Inspiration

Even among our highly educated peers, we found that financial literacy is a taboo. According to PwC, only 8% of millenials in North America demonstrate high financial literacy. Our peers don't even know the right questions to ask when making life-changing financial decisions. We wanted to help with that.

What it does

Jarvis is a Facebook Messenger chatbot that provides Wealthsimple portfolio management tools and financial planning information.

How I built it

To build Jarvis, we looked at the available options, and discussed whether to write it from scratch using libraries like NLTK or leverage existing technologies. Eventually, we decided to use available services like AWS Lex, and focus our efforts on delivering better content to our customers.

We started off by creating a simple, front-end Lex bot, and gradually added prompts that would help it interact with the user. Then, we connected it to (AWS) Lambda backend, which would be responsible for validation of the input. Once we were fairly confident of the bot's interactions with the user, we added code to call WealthSimple API, and format the results as needed to present to the user. Finally, we integrated the bot with Facebook Messenger to allow end-to-end testing.

After finishing one functionality completely, we expanded the bot to have other features.

Challenges I ran into

One major challenge was building features that are engaging, useful, and simple for our users. We went through eight iterations before landing on the features we thought would bring the most value to users right off the bat.

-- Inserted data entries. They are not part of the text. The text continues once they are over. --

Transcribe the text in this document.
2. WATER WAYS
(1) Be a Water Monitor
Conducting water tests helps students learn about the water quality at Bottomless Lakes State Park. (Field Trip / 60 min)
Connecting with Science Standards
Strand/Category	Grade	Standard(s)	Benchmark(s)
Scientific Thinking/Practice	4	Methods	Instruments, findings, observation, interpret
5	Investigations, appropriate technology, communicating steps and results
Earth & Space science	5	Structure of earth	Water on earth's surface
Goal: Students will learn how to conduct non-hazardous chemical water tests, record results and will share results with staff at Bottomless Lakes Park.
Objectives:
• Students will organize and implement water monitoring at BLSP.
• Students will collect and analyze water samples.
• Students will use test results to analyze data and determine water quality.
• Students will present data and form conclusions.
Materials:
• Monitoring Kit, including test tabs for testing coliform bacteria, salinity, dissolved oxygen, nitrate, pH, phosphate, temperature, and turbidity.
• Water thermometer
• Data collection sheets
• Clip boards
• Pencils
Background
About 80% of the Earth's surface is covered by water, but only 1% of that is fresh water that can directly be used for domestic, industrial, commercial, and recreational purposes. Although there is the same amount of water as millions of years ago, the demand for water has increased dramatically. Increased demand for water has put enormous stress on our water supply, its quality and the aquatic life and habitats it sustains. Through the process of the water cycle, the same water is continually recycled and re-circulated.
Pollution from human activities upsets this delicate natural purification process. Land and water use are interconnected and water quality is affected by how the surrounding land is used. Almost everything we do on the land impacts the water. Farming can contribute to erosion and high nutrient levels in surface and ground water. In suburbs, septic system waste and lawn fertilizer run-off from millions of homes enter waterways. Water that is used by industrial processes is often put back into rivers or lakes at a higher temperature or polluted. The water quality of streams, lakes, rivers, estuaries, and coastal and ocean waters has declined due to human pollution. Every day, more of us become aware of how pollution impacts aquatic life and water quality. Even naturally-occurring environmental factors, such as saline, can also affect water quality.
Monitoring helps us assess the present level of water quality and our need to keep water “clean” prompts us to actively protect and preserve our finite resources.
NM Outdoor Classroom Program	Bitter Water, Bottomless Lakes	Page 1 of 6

From a technical perspective, there were some challenges as well. None of us had experience with the technologies we decided to use, to we had to read the documentation for Lex and familiarize ourselves with the service.

Other major issue we found out was that Lambda does not have libraries like Matplotlib and Pandas installed, and we had to provide them in a zip file with our code. The zip should be made on a Linux machine, so we had to get an EC2 instance, install these libraries, add our code, and finally upload the zip to S3 to be used by Lambda. So everytime we wanted to change the Lambda code, we had to put the code in the zip and re-upload to S3. This made the development cycle a bit more tedious.

Accomplishments that I'm proud of

Despite the challenges, we were able to create the chatbot, and integrate 3 different technologies, WealthSimple API, AWS services and Facebook Messenger.

The idea can directly be adopted by Wealthsimple and rolled out as a feature and the technical architecture can be taken as it is to production.

We are really proud that we produced something with high quality and business value in such short time.

What I learned

We learned how to use the OAuth2 protocol to access API data and authorize apps.

We all learned about a new technology called AWS Lex, and how we can create production-ready customer facing products while focusing on the content instead of the underlying infrastructure and algorithms.

We also learned how to create a Facebook app, specifically a chatbot, and how to integrate it with a backend of our choice.

What's next for Jarvis

The next step for Jarvis is to add deeper integration with Wealthsimple's user data. Specifically, we wanted to introduce a personalized investment tool that utilizes Wealthsimple's user survey data and recommend the most appropriate Wealthsimple products and contribution amounts. Additionally, we would like to build push notifications that remind users to deposit, help them budget around their income, and plan large financial decisions through our interface. Longer term, we would like to introduce a predictive analytics tool that segments our users and provides useful budgeting reminders/tips over time to push additional services (apart from Wealthsimple).